9/10
Sacrificing For The Realm You Rule
27 April 2010
The tragedy of Mary Stuart of Scotland is that she never could put boundaries between her heart and her needs and the necessity of sacrificing those for the realm you rule. This is the contrast that so many writers have been fascinated with, the contrast between her cousin and rival Elizabeth of England.

Mary, Queen of Scots has the story start where it properly belongs in France where the Queen Consort of the sickly Francis II has two deaths happen to her which forever alter her life. Her husband the king and her mother Mary Of Guise who has been ruling Scotland as regent for her daughter. At the same time Mary attains her majority and decides to rule in Scotland as her mother-in-law Katherine Kath playing Catherine DeMedici really doesn't want her around.

Her brothers the Duke of Guise and Cardinal Guise belonged to a family that was described as more Catholic than the Pope. They were real big on stamping out the Protestant heresy which was growing on the British Isles. Her mission was bring back the old religion.

Like John Ford's Mary Of Scotland the film turns on the performances and rivalries Vanessa Redgrave as Mary and Glenda Jackson as Elizabeth. Katharine Hepburn and Florence Eldridge played Mary and Elizabeth in the Ford film and Redgrave and Jackson are every bit their equal. Jackson in fact probably made Elizabeth I her career role because this same year she starred in a six part mini-series for the BBC, Elizabeth R. The story of Mary and Elizabeth is part of that as well.

Mary made her decisions impulsively and was as likely to consult her hormones before her gray cells. She married three times first to Francis (Richard Denning), then Lord Darnley played by Timothy Dalton, and finally and most impulsively Lord Bothwell played by Nigel Davenport who threw his own wife out. Each was a different type of man, but all the marriages ended disastrously. With Darnley she gave birth to James who became James VI of Scotland and eventually James I of England.

Elizabeth on the other hand had her passions, but her realm always came first. Glenda Jackson is quite the calculating machine, her scene with Trevor Howard as her chief minister William Cecil where she sends both Dalton and her lover Daniel Massey as Robert Dudley later Earl Of Leicester to Mary and explaining how if Mary chooses either, she Elizabeth will wind up a winner. We call it a win/win situation six centuries later, but Elizabeth was a tough survivor and was lucky to be Queen. That took an incredible combination of circumstances and to get an idea about that one should see the Jean Simmons film, Young Bess.

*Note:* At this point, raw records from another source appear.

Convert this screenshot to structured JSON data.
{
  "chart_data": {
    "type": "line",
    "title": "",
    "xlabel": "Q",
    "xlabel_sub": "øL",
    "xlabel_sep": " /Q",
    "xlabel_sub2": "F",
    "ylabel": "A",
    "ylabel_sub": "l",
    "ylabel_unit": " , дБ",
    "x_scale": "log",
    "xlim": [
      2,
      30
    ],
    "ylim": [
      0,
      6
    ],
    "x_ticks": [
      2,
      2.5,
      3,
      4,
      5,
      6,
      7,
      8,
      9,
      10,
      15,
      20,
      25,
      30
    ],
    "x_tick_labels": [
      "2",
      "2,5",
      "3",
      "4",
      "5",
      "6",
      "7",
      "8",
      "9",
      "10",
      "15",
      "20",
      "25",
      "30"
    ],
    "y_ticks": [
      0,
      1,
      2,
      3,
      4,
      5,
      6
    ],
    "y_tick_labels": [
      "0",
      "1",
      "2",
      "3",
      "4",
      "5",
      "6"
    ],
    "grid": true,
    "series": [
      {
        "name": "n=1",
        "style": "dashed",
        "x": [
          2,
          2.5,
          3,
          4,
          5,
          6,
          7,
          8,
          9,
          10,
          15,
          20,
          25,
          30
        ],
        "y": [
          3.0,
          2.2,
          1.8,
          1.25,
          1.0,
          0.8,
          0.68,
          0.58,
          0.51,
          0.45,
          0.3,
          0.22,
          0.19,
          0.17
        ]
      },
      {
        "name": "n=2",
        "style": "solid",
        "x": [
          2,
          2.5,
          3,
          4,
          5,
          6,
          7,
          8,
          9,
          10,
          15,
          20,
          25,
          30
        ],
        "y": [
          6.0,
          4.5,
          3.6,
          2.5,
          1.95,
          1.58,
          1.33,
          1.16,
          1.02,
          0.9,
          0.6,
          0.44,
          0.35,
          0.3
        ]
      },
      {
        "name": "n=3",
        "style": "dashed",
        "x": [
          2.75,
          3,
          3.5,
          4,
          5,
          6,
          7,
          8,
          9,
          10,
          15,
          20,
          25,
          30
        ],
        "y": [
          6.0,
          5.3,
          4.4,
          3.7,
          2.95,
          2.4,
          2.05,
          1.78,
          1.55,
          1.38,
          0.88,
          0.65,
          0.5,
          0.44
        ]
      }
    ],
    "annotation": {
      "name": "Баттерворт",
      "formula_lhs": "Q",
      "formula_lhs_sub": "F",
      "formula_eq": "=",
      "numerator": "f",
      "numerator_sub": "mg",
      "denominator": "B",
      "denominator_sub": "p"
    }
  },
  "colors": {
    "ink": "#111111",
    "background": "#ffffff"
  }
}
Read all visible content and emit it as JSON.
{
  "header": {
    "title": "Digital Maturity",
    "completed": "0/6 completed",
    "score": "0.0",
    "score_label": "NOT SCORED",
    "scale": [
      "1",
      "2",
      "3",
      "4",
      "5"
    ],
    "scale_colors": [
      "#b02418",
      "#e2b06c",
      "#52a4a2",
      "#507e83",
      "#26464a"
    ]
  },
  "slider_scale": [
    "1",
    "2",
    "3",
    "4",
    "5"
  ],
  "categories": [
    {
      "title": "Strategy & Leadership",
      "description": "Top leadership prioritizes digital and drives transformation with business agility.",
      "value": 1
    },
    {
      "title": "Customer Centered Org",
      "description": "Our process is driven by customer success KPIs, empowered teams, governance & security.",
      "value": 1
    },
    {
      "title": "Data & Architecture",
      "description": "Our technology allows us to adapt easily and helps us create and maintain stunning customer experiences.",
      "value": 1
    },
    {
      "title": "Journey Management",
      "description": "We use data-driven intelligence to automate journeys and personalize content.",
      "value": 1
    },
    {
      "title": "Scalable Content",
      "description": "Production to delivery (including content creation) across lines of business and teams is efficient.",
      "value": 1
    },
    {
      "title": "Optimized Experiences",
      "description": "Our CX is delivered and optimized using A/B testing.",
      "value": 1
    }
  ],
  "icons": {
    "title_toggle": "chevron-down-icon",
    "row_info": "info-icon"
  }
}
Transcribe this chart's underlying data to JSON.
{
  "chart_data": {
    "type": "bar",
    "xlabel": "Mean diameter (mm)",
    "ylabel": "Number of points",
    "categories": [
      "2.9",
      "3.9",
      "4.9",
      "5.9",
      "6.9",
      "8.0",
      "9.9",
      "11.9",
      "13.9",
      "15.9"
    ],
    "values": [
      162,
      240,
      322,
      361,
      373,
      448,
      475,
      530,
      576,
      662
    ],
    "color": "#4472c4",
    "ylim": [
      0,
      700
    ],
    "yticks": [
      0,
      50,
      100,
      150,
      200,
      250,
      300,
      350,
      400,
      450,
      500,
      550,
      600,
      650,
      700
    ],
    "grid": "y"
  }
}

The smartest guy in the film is Patrick McGoohan who plays the Earl Of Moray. He was Mary Stuart's illegitimate half brother, a tried and true Protestant, but knew how to play the religious and political game which blended so often in that and the next two centuries. If Mary had listened to him, she'd have died a Queen although maybe without all the royal prerogatives.

Mary, Queen Of Scots's story has been told on stage, screen, and even the grand opera. It's one about human frailty and losing all for love and every human on planet earth can identify with that. This telling of the story of Mary, Queen Of Scots is a good one, but by no means will be the last.